Amaranth Quesadillas

Quesadillas, as most people know them, are a study in cheese.  A white flour tortilla with a few onions, a sprinkle of jalapeños and perhaps a a few tomatoes, kernels of corn or fresh cilantro held together with oozing melted cheese. As an occasional culinary distraction this may sound good, but it is not something to eat everyday–perhaps something to eat when stranded on an island without anything else.

My Amaranth Quesadillas have provocative flavors and a creamy texture–without the dairy. They make excellent appetizers, party snacks or light meals. I made this recipe for lunch recently after a Hillcrest Farmers Market shopping trip.  All the vegetables I used for the quesadillas were what I had just purchased, fresh and fragrant.  The tortillas I choose are locally-made, par-cooked Mama Cesana Wheat Tortillas.  A quick heat on the grill cooks them up nicely and adds a favorable carbon flavor.  It is possible to do the same grill treatment with pre-cooked tortillas, but only to bring them back to a fresh-cooked state.

Amaranth is considered one of nature’s super-foods and is used in tropical and temperate climates around the world, especially India.  I first experienced it during an early summer trip to Crete as a green called “vleeta,” used by the Greeks in Horta (boiled greens).  The variety commonly used there is a green one.

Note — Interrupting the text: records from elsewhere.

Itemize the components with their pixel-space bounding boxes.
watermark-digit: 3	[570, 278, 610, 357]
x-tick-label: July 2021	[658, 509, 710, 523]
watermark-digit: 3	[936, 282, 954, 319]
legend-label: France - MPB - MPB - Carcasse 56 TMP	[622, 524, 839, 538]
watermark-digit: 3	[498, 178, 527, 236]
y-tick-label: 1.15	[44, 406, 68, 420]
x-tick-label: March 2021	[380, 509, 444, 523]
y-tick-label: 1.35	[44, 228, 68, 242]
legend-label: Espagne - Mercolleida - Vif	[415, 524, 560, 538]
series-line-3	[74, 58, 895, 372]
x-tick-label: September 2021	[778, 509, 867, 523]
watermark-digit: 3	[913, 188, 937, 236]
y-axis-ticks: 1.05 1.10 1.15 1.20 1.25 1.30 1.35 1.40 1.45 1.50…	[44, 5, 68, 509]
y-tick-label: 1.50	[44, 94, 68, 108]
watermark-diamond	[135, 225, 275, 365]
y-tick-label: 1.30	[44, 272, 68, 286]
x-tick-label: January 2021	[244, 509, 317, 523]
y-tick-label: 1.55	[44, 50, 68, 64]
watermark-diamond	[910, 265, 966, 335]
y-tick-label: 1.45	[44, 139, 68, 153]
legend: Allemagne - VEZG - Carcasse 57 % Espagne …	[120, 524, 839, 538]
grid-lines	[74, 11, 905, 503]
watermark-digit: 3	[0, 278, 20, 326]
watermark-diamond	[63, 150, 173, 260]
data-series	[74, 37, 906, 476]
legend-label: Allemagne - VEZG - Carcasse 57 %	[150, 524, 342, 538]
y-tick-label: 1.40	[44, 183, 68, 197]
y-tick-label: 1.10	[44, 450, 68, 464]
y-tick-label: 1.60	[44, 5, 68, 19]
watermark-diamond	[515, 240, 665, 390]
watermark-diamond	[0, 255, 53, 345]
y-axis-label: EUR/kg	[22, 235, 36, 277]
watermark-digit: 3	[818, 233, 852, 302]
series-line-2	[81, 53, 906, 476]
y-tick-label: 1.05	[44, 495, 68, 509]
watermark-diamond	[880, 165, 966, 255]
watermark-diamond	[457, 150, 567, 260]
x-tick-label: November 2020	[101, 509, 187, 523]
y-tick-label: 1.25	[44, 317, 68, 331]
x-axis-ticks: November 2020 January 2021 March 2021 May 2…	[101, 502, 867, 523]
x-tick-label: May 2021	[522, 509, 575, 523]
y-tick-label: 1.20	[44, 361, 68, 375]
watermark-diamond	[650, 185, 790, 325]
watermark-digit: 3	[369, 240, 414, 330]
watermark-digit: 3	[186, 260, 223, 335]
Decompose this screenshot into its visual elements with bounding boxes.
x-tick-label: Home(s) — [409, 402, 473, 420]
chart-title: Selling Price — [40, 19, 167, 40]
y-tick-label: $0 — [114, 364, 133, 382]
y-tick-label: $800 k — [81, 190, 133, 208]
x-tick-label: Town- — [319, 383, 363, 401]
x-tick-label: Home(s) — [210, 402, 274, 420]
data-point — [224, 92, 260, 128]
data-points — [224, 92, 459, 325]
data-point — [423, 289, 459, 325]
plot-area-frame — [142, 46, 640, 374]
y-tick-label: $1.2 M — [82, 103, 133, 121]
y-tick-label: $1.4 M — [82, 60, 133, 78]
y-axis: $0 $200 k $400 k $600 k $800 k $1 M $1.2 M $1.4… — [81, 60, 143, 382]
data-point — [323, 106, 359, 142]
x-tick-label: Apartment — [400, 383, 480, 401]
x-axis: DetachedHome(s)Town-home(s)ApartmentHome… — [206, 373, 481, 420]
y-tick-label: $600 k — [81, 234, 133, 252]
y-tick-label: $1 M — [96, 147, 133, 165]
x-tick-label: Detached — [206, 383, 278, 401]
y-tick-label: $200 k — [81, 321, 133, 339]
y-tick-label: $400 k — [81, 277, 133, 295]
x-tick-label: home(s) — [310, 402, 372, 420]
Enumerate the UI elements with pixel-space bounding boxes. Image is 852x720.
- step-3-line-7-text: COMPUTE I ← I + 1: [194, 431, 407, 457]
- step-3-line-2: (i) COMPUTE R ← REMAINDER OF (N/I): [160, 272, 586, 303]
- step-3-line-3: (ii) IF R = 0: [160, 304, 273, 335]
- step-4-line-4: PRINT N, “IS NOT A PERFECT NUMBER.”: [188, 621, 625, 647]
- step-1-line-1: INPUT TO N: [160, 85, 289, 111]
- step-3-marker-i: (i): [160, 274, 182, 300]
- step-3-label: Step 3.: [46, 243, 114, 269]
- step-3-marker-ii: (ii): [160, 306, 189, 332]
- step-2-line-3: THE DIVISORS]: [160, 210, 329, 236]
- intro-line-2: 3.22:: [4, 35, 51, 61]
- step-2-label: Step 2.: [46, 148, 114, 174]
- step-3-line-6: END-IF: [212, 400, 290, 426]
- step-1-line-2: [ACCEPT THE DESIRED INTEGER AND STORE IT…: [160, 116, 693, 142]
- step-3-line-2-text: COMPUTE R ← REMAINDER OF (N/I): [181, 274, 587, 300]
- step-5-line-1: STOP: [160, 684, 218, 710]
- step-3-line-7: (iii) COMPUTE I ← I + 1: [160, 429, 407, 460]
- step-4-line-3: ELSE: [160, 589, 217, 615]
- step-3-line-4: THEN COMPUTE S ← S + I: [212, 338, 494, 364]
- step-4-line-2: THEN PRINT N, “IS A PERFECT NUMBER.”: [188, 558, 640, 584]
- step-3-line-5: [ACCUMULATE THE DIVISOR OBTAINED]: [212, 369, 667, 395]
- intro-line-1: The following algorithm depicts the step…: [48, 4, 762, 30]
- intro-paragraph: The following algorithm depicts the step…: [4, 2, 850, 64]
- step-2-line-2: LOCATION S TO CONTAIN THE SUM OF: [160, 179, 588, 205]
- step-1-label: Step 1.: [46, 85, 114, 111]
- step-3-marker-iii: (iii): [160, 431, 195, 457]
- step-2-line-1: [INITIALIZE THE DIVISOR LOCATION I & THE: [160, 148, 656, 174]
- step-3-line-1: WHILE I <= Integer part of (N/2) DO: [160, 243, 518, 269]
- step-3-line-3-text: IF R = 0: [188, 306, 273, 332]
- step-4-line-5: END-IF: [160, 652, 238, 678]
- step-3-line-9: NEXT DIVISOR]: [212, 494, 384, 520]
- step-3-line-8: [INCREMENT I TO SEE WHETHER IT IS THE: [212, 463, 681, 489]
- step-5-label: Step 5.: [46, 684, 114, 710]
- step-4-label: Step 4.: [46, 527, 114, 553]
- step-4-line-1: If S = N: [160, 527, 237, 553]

Similar to buckwheat and quinoa, the Amaranth seed grains are without gluten and have unusually complete proteins. Like spinach, it has a high oxalic acid content Hopi Indians used red color-producing plant as a clothes dye.  If red amaranth is not available, spinach, lacinato kale, lamb’s quarters or mache would work well for this recipe.

Makes 4 quesadillas

Amaranth
1 teaspoon extra virgin olive oil
1 cup sweet onion, diced
1/2 teaspoon garlic, minced
1 bunch red amaranth, large stems removed, chopped (3 cups)
Using a 10 to 12 inch skillet on medium heat, cook oil, onion and garlic until the onions are clear around the edges.  Add the amaranth and cook until the stems are tender.  Reserve.
Peppers
1 teaspoon extra virgin olive oil
1/4 cup sweet onions, finely diced
1 cup green bell peppers, finely diced
1 tablespoon jalapeño peppers, seeded and minced
1/4 teaspoon sea salt
Using a 12 inch skillet on medium heat, cook oil, onions, bell peppers and jalapenos until the onions are clear around the edges. Add sea salt, transfer and reserve.

Pesto
3/4 cup cilantro leaves
2 tablespoons lime juice
1/4 teapoon garlic, minced
1 1/2 tablespoons water
1/2 cup pepitas
1/4 teaspoon sea salt
Place all ingredients in a food processor and blend until a coarse pesto consistency. Reserve.

Salsa

1 teaspoon extra virgin olive oil
1/4 teaspoon garlic, minced
1 tablespoon sweet onion, minced
1 tablespoon jalapeño peppers, seeded and minced
1 cup fresh tomato, finely chopped
1/4 teaspoon sea salt
2 tablespoons white wine vinegar
1/4 cup fresh cilantro leaves, finely chopped
In a small sauce pan on medium heat, cook oil, garlic, onion and jalapeño.  Cook until the onion is turning clear around the edges, then add the tomato, sea salt and vinegar.  Cook for 4 to 5 minutes until tomatoes are cooked, then stir in the cilantro and turn off.  Reserve.
Garnish
1 avocado sliced into small cubes
1/4 teaspoon sea salt

4 whole wheat tortilla flat breads, 10 to 12 inches in diameter
3 tablespoons olive oil
Lay a tortilla on a flat and clean surface and spread 2 tablespoons pesto mixture on one half of the tortilla.  Spread 1/4 cup amaranth mixture evenly on top of the pesto.  Sprinkle 1 1/2 tablespoons pepper mixture evenly across the amaranth.  Fold the tortilla to a half moon shape.  Repeat with three more tortillas. Heat 1 tablespoon oil in a 12 inch skillet on medium heat.  Cook two quesadillas at a time and add more oil as necessary.  Lightly brown on one side and turn over to brown the other side. Transfer to a cutting board and cut into triangles.  Serve with salsa and avocado garnish.